Virtual Think Tank

By blending human ingenuity with nature’s innate capabilities, individuals and groups are finding solutions to local environmental, conservation, and development challenges. How can these ideas be applied to your community or others around the world? Reflect and share your thoughts, and return to this page often as we will be adding new resources on a regular basis.


Tuning in to Local Voices

Young people use film to document locals’ responses to dwindling water supplies. Members of the Mogath, a semi-nomadic community in northeastern Uganda, convene to define the problem and hammer out solutions. Source: IUCN.

Much Buzz about Berlin’s Bees

Bees’ graphic black and yellow markings make them easy to spot, but in recent years it has become harder to see these busy workers as whole populations collapse. Two Berliners devised a creative way to increase the visibility of these insects and their essential role in the ecosystem. Source: Deutsche Welle.

Women Hold a Central Place in Land Restoration

When it comes to managing land and resources, women have an equal stake and can play a pivotal role. Encouraging female voices, knowledge, and participation is crucial when protecting local environments. Source: IUCN.

Stop the Burning

As the “Lungs of World,” rainforests are vital to human prosperity, health, and survival. We know how to halt deforestation, but do we have the wisdom to forego immediate gratification for long-term gains? Source: IUCN.

Recycling in Bali

Hindu residents of Bali, Indonesia, believe in a unity of gods, humans, and nature. On this beautiful island, however, nature is marred by trash. Locals are finding that the best way to restore harmony is by thinking small. Source: Deutsche Welle.

Riding Waves, Young People Tune in to Nature’s Rhythm

“Call someplace paradise and kiss it good-bye,” laments Kepa, an educator and cultural expert on the Hawaiian island of Maui. To teach young residents and visitors about the Hawaiian concept of Kuleana, a mix of privilege and responsibility, he launches them on a marine adventure. Source: BBC Earth.

The Miracle of Trees

“We humans, no matter how intelligent we are, no matter how capable we are, with all our technologies, we are helpless in the face of climate change,” asserts Professor Legessa Negash. Luckily, he also explains that where human enterprise falters, trees, shrubs, and grasses can prevail. Source: IUCN.


Sharing the Mekong 

The Mekong is the economic and cultural artery of Southeast Asia. When upstream dams block the flow of water, however, the consequences, along with anger and fear, ripple far downstream and bring division among peoples worried about their welfare. Source: IUCN.

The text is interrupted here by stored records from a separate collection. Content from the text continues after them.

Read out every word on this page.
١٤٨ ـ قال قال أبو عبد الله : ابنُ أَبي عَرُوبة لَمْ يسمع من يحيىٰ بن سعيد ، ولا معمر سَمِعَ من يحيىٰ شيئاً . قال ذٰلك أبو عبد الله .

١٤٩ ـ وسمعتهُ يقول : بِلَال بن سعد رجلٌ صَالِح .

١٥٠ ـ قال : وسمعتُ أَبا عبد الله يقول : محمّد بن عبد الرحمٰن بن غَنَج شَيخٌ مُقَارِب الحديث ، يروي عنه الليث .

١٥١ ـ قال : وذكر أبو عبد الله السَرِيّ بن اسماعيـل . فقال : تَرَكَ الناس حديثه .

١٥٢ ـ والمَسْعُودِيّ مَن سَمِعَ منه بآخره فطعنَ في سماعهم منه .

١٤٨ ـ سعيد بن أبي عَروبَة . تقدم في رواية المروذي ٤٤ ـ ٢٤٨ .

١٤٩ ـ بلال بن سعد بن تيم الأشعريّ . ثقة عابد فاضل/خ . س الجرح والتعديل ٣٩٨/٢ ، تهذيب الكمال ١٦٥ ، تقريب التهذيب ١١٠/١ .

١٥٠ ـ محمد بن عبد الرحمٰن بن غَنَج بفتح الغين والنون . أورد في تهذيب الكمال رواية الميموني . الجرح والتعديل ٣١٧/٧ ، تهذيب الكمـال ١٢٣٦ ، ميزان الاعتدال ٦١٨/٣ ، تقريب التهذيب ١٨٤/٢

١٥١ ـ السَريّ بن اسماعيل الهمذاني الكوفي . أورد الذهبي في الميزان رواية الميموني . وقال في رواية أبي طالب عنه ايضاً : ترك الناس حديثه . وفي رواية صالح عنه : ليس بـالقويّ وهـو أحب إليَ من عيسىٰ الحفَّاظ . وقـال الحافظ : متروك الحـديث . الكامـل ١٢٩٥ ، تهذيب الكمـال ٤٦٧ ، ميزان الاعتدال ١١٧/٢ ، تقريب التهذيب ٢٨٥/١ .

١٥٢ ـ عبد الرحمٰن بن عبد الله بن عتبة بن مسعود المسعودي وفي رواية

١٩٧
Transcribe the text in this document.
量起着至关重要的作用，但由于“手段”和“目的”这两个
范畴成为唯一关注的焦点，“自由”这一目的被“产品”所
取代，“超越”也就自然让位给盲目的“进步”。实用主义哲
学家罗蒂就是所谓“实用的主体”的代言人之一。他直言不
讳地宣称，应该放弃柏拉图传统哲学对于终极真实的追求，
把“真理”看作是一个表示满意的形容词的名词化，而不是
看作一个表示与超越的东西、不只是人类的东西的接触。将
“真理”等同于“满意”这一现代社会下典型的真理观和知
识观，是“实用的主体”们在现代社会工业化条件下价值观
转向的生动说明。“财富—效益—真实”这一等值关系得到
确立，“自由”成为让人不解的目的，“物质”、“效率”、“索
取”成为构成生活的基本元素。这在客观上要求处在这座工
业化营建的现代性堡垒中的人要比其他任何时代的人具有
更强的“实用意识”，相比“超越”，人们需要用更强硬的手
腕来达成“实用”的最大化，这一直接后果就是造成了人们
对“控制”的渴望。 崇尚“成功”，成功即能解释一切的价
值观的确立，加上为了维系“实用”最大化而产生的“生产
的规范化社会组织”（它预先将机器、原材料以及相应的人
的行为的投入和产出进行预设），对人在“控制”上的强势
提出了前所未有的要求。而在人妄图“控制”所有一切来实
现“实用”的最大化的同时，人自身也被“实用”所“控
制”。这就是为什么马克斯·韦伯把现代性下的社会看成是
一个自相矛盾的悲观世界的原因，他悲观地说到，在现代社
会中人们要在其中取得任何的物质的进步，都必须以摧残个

Lands of Hope: Nature-based Solutions to Land Degradation

Communities that suffer from land degradation are restoring health to local environments in surprising ways. Instead of adapting with technology and innovation, they are reviving ancient and sustainable traditions. Source: IUCN.

Farming the London Way

Ashley Lydiate is growing crops in the most unlikely of spaces: the city. A resident of London and proponent of vertical farming, he wants to knit the practice of farming into the lives and homes of urban-dwellers. Source: Deutsche Welle.

Thinking Outside the Box on Human Wildlife Conflict

When farmland in Africa expanded into the wilds to feed growing human populations, crops were trampled by elephants and farm animals fell prey to lions and cheetahs. A little human ingenuity enlisted bees and dogs to negotiate peace. Source: Deutsche Welle.

Combatting the Scourge of Wildlife Trafficking

It’s big business, but deadly for animals and harmful to us all. Wildlife trafficking, killing protected species of fish, animals, or plants and selling their coveted remains on the black market, is a global crime. The practice is driving numerous species to extinction and disrupting ecosystems. Source: IUCN.

Why the World Can’t Afford to Waste its Waste

As the world’s population swells and individuals buy more goods, garbage is becoming a monstrous problem. Landfills overflow with trash, but also harbor riches, such as copper and gold. Gleaning these valuable materials can give limited resources a second life and cut the volume of waste. Source: Deutsche Welle.